Le CADTM a aussitôt dénoncé ce scandale dans un communiqué de presse, mais qui s’en est aperçu, quels médias s’en sont fait l’écho ?

Ce bref résumé du premier chapitre de cet excellent petit livre ne donne qu’une faible idée de ce qu’il fait découvrir. Il analyse les effets de la politique économique imposée aujourd’hui au monde entier par l’idéologie dominante et ses “programmes d’ajustement structurel”. Il montre que si les catastrophes naturelles sont à la fois plus fréquentes et plus graves dans les pays pauvres, ce n’est pas parce que les désastres aimeraient plus les pauvres que les riches, mais que ces derniers, pour relancer leurs économies en crise, n’ont eu aucun scrupule à inventer ce qui est appelé “une aide liée” : on vous prête de l’argent, mais vous réorganisez toute votre économie à notre avantage. Et pour “servir la dette” coûte que coûte, ce sont des populations entières qui sont sacrifiées. Les résultats sont là et en témoignent. La fragilité de l’environnement dans les pays concernés est une de ces conséquences, qui fait conclure que l’intervention humaine, en particulier celle de la finance sur les systèmes de production, tue davantage que les catastrophes naturelles.

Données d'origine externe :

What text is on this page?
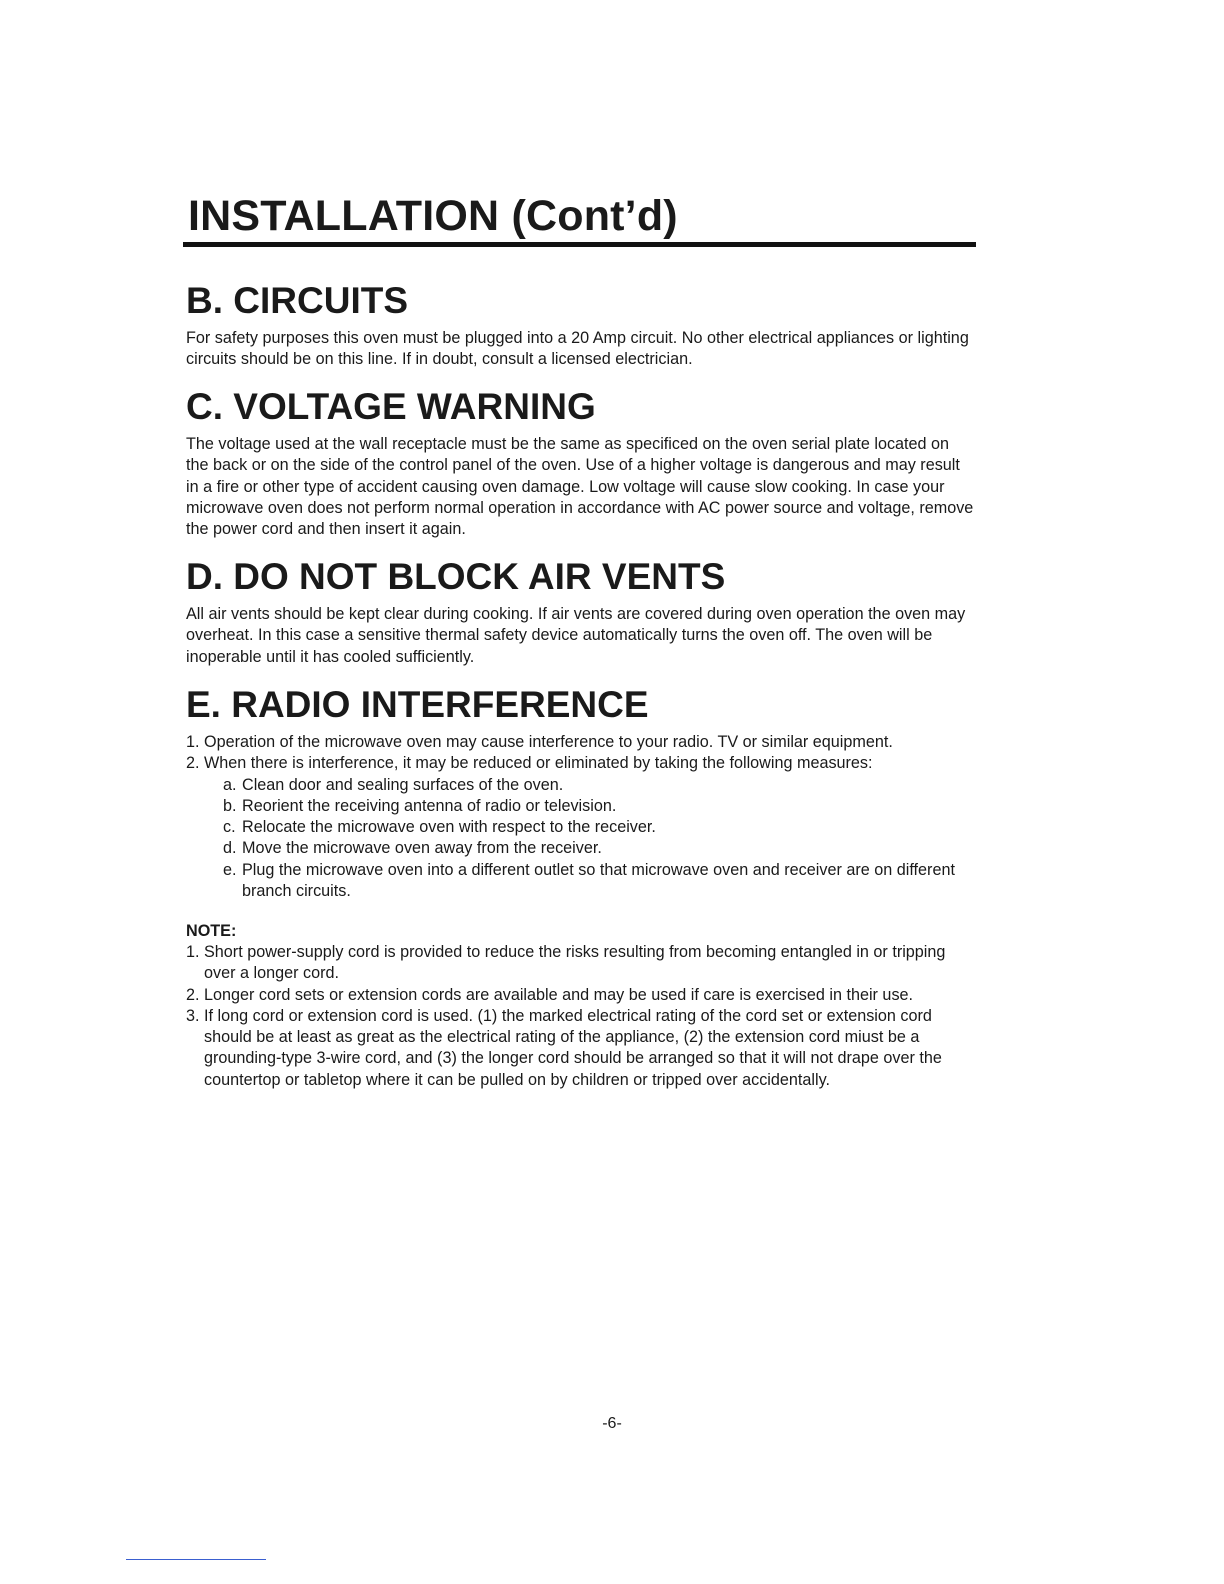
INSTALLATION (Cont’d)
B. CIRCUITS

For safety purposes this oven must be plugged into a 20 Amp circuit. No other electrical appliances or lighting circuits should be on this line. If in doubt, consult a licensed electrician.

C. VOLTAGE WARNING

The voltage used at the wall receptacle must be the same as specificed on the oven serial plate located on the back or on the side of the control panel of the oven. Use of a higher voltage is dangerous and may result in a fire or other type of accident causing oven damage. Low voltage will cause slow cooking. In case your microwave oven does not perform normal operation in accordance with AC power source and voltage, remove the power cord and then insert it again.

D. DO NOT BLOCK AIR VENTS

All air vents should be kept clear during cooking. If air vents are covered during oven operation the oven may overheat. In this case a sensitive thermal safety device automatically turns the oven off. The oven will be inoperable until it has cooled sufficiently.

E. RADIO INTERFERENCE
1. Operation of the microwave oven may cause interference to your radio. TV or similar equipment.
2. When there is interference, it may be reduced or eliminated by taking the following measures:
a. Clean door and sealing surfaces of the oven.
b. Reorient the receiving antenna of radio or television.
c. Relocate the microwave oven with respect to the receiver.
d. Move the microwave oven away from the receiver.
e. Plug the microwave oven into a different outlet so that microwave oven and receiver are on different branch circuits.
NOTE:
1. Short power-supply cord is provided to reduce the risks resulting from becoming entangled in or tripping over a longer cord.
2. Longer cord sets or extension cords are available and may be used if care is exercised in their use.
3. If long cord or extension cord is used. (1) the marked electrical rating of the cord set or extension cord should be at least as great as the electrical rating of the appliance, (2) the extension cord miust be a grounding-type 3-wire cord, and (3) the longer cord should be arranged so that it will not drape over the countertop or tabletop where it can be pulled on by children or tripped over accidentally.
-6-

Nos auteurs entreprennent alors de raconter comment le FMI et la Banque mondiale ont véritablement orchestré la faillite de l’Indonésie, ce pays que l’opinion n’a découvert que par le tsunami de décembre dernier, ou par ses plages de rêve pour touristes venus d’ailleurs. C’est un archipel à qui la nature a offert d’énormes avantages géographiques (carrefour maritime très bien placé) et de très grandes richesses, une très vaste forêt tropicale, des matières premières agricoles (riz, caoutchouc, cacao, soja, huile de palme, thé, sucre, bananes) et minières (étain, bauxite, nickel, cuivre) dont des gisements de gaz naturel et de pétrole, ces derniers étant, évidemment, devenus au vingtième siècle l’objet de toutes les convoitises. Longtemps chasse gardée, colonie des Pays-Bas dès 1605, l’Indonésie est envahie par les Japonais en 1941. Sitôt après la capitulation du Japon en 1947, un mouvement indonésien tente de dégager leur archipel de toute tutelle. Alors la Banque mondiale intervient pour aider les Hollandais en soutenant financièrement leur offensive contre les nationaux… En lisant la suite, l’histoire, les efforts puis l’échec d’un des précurseurs du mouvement des “non alignés”, Soekarno, l’offensive du général Suharto avec le massacre, en septembre 1965, d’au moins 500 000 civils accusés d’être des communistes, suivie de l’ère Suharto, “l’Ordre Nouveau”, l’ingérence des États-Unis passant par l’intermédiaire du FMI, on aboutit au Rapport mondial sur la Corruption 2004, de Transparency International. On comprend ce que fut le “miracle indonésien”, dont la Banque mondiale a entretenu la vision, en découvrant ce que furent les transmigrations forcées de populations entières “embauchées” en masse dans des entreprises transnationales qui exploitent les ressources du pays en violation totale des droits des populations autochtones.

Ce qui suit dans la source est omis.